Prophylactic, preventive medications for the treatment of migraine headaches: an introduction
People who have regular, severe migraine attacks may benefit from taking medicines on a consistent basis to prevent attacks or reduce the frequency. These medications, called prophylactic or preventive medications, are often taken daily to avoid migraine attacks.
Some patients, who have a known migraine trigger, may take the prevention medication just when exposed to that trigger – which may be ascending to a higher altitude or engaging in sexual activity.
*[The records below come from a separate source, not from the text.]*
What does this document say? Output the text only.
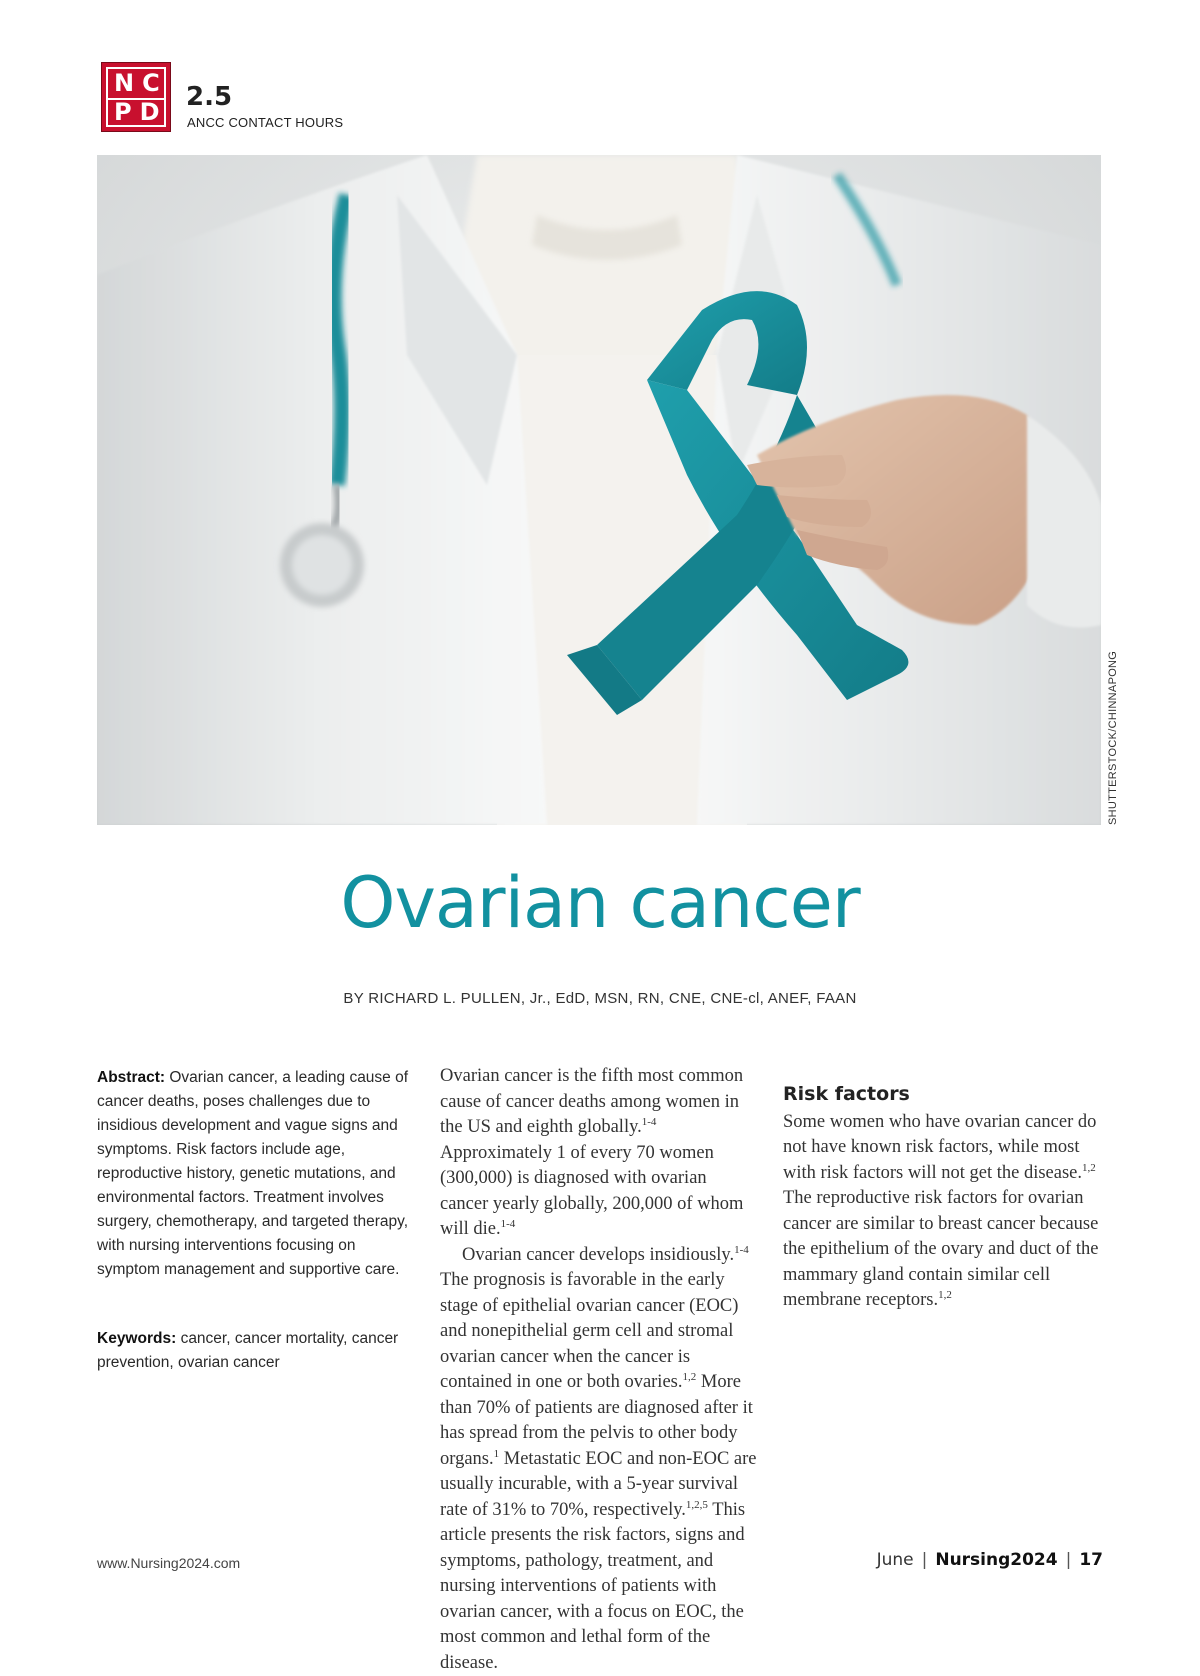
NC
PD 2.5
ANCC CONTACT HOURS
SHUTTERSTOCK/CHINNAPONG
Ovarian cancer
BY RICHARD L. PULLEN, Jr., EdD, MSN, RN, CNE, CNE-cl, ANEF, FAAN
Abstract: Ovarian cancer, a leading cause of cancer deaths, poses challenges due to insidious development and vague signs and symptoms. Risk factors include age, reproductive history, genetic mutations, and environmental factors. Treatment involves surgery, chemotherapy, and targeted therapy, with nursing interventions focusing on symptom management and supportive care.
Keywords: cancer, cancer mortality, cancer prevention, ovarian cancer

Ovarian cancer is the fifth most common cause of cancer deaths among women in the US and eighth globally.$^{1-4}$ Approximately 1 of every 70 women (300,000) is diagnosed with ovarian cancer yearly globally, 200,000 of whom will die.$^{1-4}$

Ovarian cancer develops insidiously.$^{1-4}$ The prognosis is favorable in the early stage of epithelial ovarian cancer (EOC) and nonepithelial germ cell and stromal ovarian cancer when the cancer is contained in one or both ovaries.$^{1,2}$ More than 70% of patients are diagnosed after it has spread from the pelvis to other body organs.$^1$ Metastatic EOC and non-EOC are usually incurable, with a 5-year survival rate of 31% to 70%, respectively.$^{1,2,5}$ This article presents the risk factors, signs and symptoms, pathology, treatment, and nursing interventions of patients with ovarian cancer, with a focus on EOC, the most common and lethal form of the disease.

Risk factors

Some women who have ovarian cancer do not have known risk factors, while most with risk factors will not get the disease.$^{1,2}$ The reproductive risk factors for ovarian cancer are similar to breast cancer because the epithelium of the ovary and duct of the mammary gland contain similar cell membrane receptors.$^{1,2}$

www.Nursing2024.com	June | Nursing2024 | 17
Others may need to take preventive medication on a regular, but not daily basis, such as those patients who suffer from migraines related to their menstrual cycle.
Migraine prevention medications are also approved for other uses. Migraine sufferers usually use a lower dose of prevention medication than is prescribed for treating other ailments.
The goal of prophylactic migraine treatments
Migraine attacks can cause severe pain, uncomfortable symptoms, contribute to disability and lead to a reduced quality of life. Patients whose migraines are common, may choose to take a medicine every day to keep migraines away. These migraine prevention treatments sometimes stop the attacks, make them less severe or less frequent. Half of migraine sufferers who take prophylactic treatment for migraines see their number of migraine attacks cut in half. It may take a while – sometimes two months – before prevention drugs begin to work. Sometimes after six months or a year, doctors will encourage migraine patients to reduce or stop taking prevention medications to see if any benefits continue. If the attacks return, prevention therapy can begin again.
Who are good candidates for preventive migraine medication?
According to the U.S. Headache Consortium of the American Academy of Neurology, the following guidelines can be used to determine which patients would best benefit from using preventive migraine treatment:
- Patients whose attacks cause severe migraine symptoms, debilitation and greatly interferes with the normal routine
- Those who have frequent attacks, generally more than twice monthly
- People who don’t respond well to abortive medications for immediate relief or who have other health issues that prevent them from using migraine pain killers at the time of the migraine attack
- Migraine sufferers who have certain types of migraines that respond well to preventive therapy
For women who have menstrual migraines, that occur before or at the very beginning of almost every menstrual cycle may benefit from short-term prophylactic, preventive medication. In this case, women may be prescribed medicine that is taken only for one or two days before the migraine symptoms typically appear and then during the period.